Sororidade para não ser capitã do mato

 



Eu aprendi o que era “sororidade” antes de conhecer a palavra.

Minha mãe tem duas irmãs a tia Lúcia e tia Tininha. As três sempre se ajudaram e não compunham apenas fotos de batizado, festa de aniversário ou casamento. Fortaleciam-se apesar das adversidades, as quais não foram poucas. Independente se o problema era doença, divórcio, alcoolismo na família ou qualquer outra situação que trouxesse certa instabilidade emocional, elas estavam juntas, se acolhendo, conversando, organizando o que fariam. Se houvesse choro, havia ombro; se houvesse raiva, havia escuta; se houvesse carência, haveria mão estendida.

Elas não competiam entre si. Acolhiam-se. Nem sempre foi mar de rosas, mas diante de qualquer eventualidade estariam próximas, num sentimento de empatia, cooperação, incentivo, justamente porque juntas eram mais fortes. Essa foi a sororidade que conheci e nisso que me baseei acreditando nessa cumplicidade feminina, porque independente das feridas sociais ou dos machucados machistas, elas traziam a cura.

Por isso que tive resistência em entender a Simone Beauvoir quando ela escreveu que embora as mulheres sejam mais de 50% da população, a desigualdade de gênero se mantinha, em boa parte em razão da desunião das mulheres. A filósofa justificou que culturalmente fomos ensinadas a nos preocupar mais com os projetos dos maridos, irmãos, pais, do que com os planos ou fortalecimento de nós mesmas ou de outras mulheres. Não é sem razão que a obra clássica de Beauvoir recebe o nome de “Segundo Sexo”, compreendendo que a mulher fica em segundo plano, colonizadas a tal ponto que julgam que a referência de ser humano é o homem.
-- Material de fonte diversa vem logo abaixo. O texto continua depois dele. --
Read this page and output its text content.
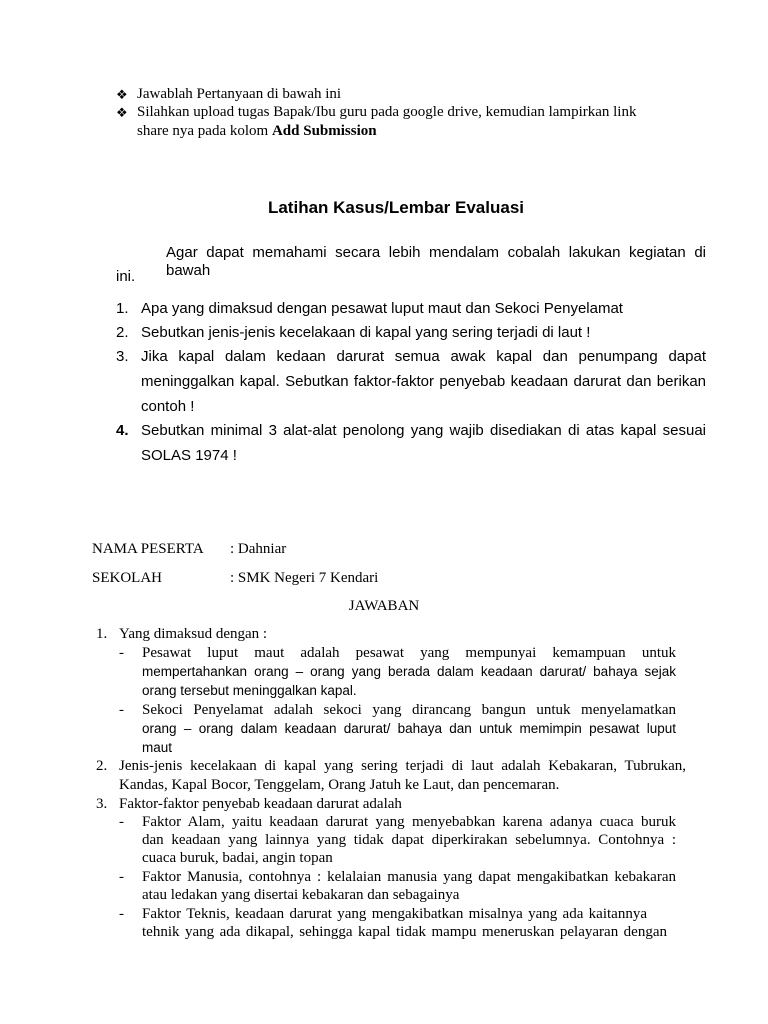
❖ Jawablah Pertanyaan di bawah ini
❖ Silahkan upload tugas Bapak/Ibu guru pada google drive, kemudian lampirkan link
share nya pada kolom Add Submission
Latihan Kasus/Lembar Evaluasi
Agar dapat memahami secara lebih mendalam cobalah lakukan kegiatan di bawah
ini.
1. Apa yang dimaksud dengan pesawat luput maut dan Sekoci Penyelamat
2. Sebutkan jenis-jenis kecelakaan di kapal yang sering terjadi di laut !
3. Jika kapal dalam kedaan darurat semua awak kapal dan penumpang dapat
meninggalkan kapal. Sebutkan faktor-faktor penyebab keadaan darurat dan berikan
contoh !
4. Sebutkan minimal 3 alat-alat penolong yang wajib disediakan di atas kapal sesuai
SOLAS 1974 !
NAMA PESERTA : Dahniar
SEKOLAH	: SMK Negeri 7 Kendari
JAWABAN
1. Yang dimaksud dengan :
- Pesawat luput maut adalah pesawat yang mempunyai kemampuan untuk
mempertahankan orang – orang yang berada dalam keadaan darurat/ bahaya sejak
orang tersebut meninggalkan kapal.
- Sekoci Penyelamat adalah sekoci yang dirancang bangun untuk menyelamatkan
orang – orang dalam keadaan darurat/ bahaya dan untuk memimpin pesawat luput
maut
2. Jenis-jenis kecelakaan di kapal yang sering terjadi di laut adalah Kebakaran, Tubrukan,
Kandas, Kapal Bocor, Tenggelam, Orang Jatuh ke Laut, dan pencemaran.
3. Faktor-faktor penyebab keadaan darurat adalah
- Faktor Alam, yaitu keadaan darurat yang menyebabkan karena adanya cuaca buruk
dan keadaan yang lainnya yang tidak dapat diperkirakan sebelumnya. Contohnya :
cuaca buruk, badai, angin topan
- Faktor Manusia, contohnya : kelalaian manusia yang dapat mengakibatkan kebakaran
atau ledakan yang disertai kebakaran dan sebagainya
- Faktor Teknis, keadaan darurat yang mengakibatkan misalnya yang ada kaitannya
tehnik yang ada dikapal, sehingga kapal tidak mampu meneruskan pelayaran dengan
Quais as consequências disso? Diante do não reconhecimento feminino como grupo socialmente mais vulnerável e da não sensibilização com outras mulheres, mantém-se as relações assimétricas de poder. Nessa lógica, ao invés da empatia, julgarão a vítima de violência sexual pela roupa que usava; ao invés de divulgação dos trabalhos e obras feitas por mulheres, buscarão o seu apagamento.  Mulheres que só votam em homens, que leem homens, que se consultam com homens, que educam os meninos para serem reizinhos e que não respeitam o relacionamento alheio...  E nesse sentido, as mulheres podem sim, infelizmente, serem machistas, ou entrarem num ritmo de competição com as demais, as famosas pick me girl.
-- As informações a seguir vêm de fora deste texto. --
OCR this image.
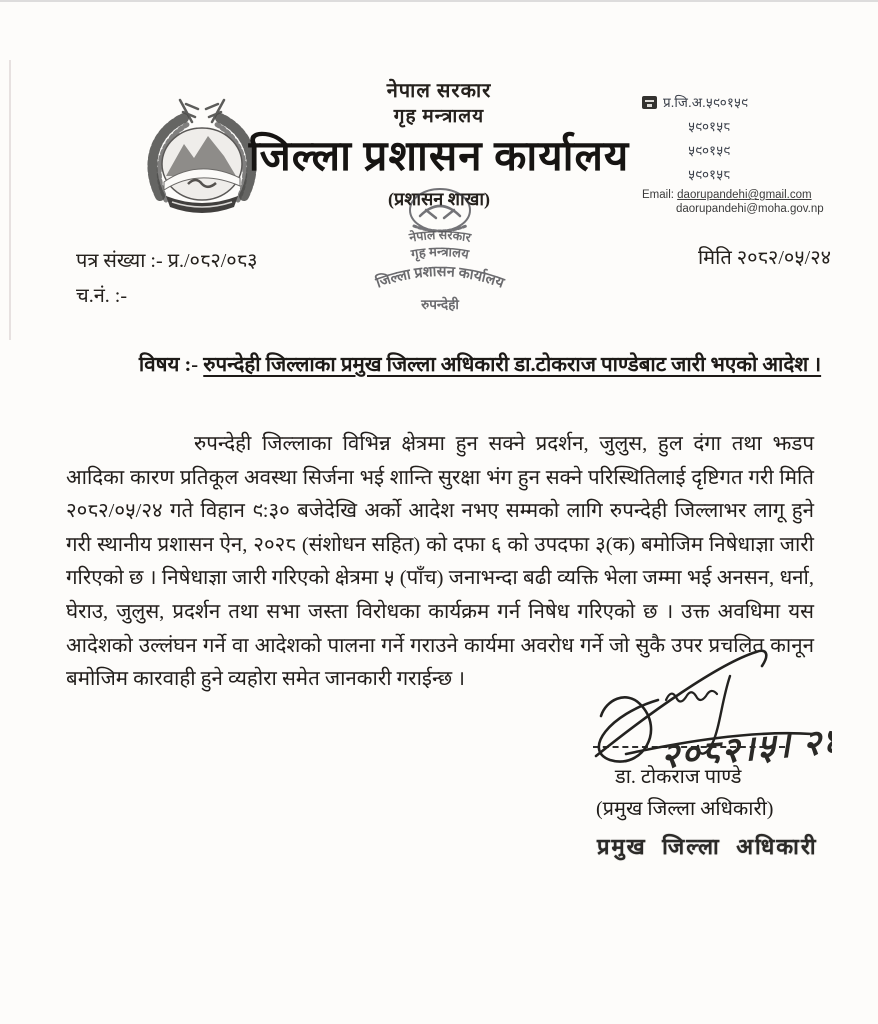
नेपाल सरकार
गृह मन्त्रालय
जिल्ला प्रशासन कार्यालय
(प्रशासन शाखा)
नेपाल सरकार
गृह मन्त्रालय
जिल्ला प्रशासन कार्यालय
रुपन्देही
प्र.जि.अ.५९०१५९
५९०१५८
५९०१५९
५९०१५८
Email: daorupandehi@gmail.com
daorupandehi@moha.gov.np
पत्र संख्या :- प्र./०८२/०८३	मिति २०८२/०५/२४
च.नं. :-
विषय :- रुपन्देही जिल्लाका प्रमुख जिल्ला अधिकारी डा.टोकराज पाण्डेबाट जारी भएको आदेश ।
रुपन्देही जिल्लाका विभिन्न क्षेत्रमा हुन सक्ने प्रदर्शन, जुलुस, हुल दंगा तथा झडप आदिका कारण प्रतिकूल अवस्था सिर्जना भई शान्ति सुरक्षा भंग हुन सक्ने परिस्थितिलाई दृष्टिगत गरी मिति २०८२/०५/२४ गते विहान ९:३० बजेदेखि अर्को आदेश नभए सम्मको लागि रुपन्देही जिल्लाभर लागू हुने गरी स्थानीय प्रशासन ऐन, २०२८ (संशोधन सहित) को दफा ६ को उपदफा ३(क) बमोजिम निषेधाज्ञा जारी गरिएको छ । निषेधाज्ञा जारी गरिएको क्षेत्रमा ५ (पाँच) जनाभन्दा बढी व्यक्ति भेला जम्मा भई अनसन, धर्ना, घेराउ, जुलुस, प्रदर्शन तथा सभा जस्ता विरोधका कार्यक्रम गर्न निषेध गरिएको छ । उक्त अवधिमा यस आदेशको उल्लंघन गर्ने वा आदेशको पालना गर्ने गराउने कार्यमा अवरोध गर्ने जो सुकै उपर प्रचलित कानून बमोजिम कारवाही हुने व्यहोरा समेत जानकारी गराईन्छ ।
२०८२।५। २४
डा. टोकराज पाण्डे
(प्रमुख जिल्ला अधिकारी)
प्रमुख जिल्ला अधिकारी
Afim de mudar aos poucos esse cenário de desigualdade podemos pensar em ações cotidianas. É ano de eleição e, uma possibilidade é acompanhar possíveis candidatas que nos representem. Socialmente existe a feminização da pobreza, haja vista que boa parte da população pobre é composta por mulheres. Que possamos divulgar e incentivar o trabalho desenvolvido por mulheres. Temos diversas obras excelentes feitas por mulheres. Que possamos ler mais escritoras, assistir mais filmes de diretoras, acompanhar atrizes, influenciadoras que realmente repensem a sociedade patriarcal. Num mundo já tão cheio do pacto da masculinidade, em que homens pagam fianças de abusador ou aplaudem os violentos e manipuladores, que nos cerquemos de mulheres que motivem umas outras, e assim haja mais Anas, Lúcias e Tininhas espalhadas pelo mundo para nos fortalecermos.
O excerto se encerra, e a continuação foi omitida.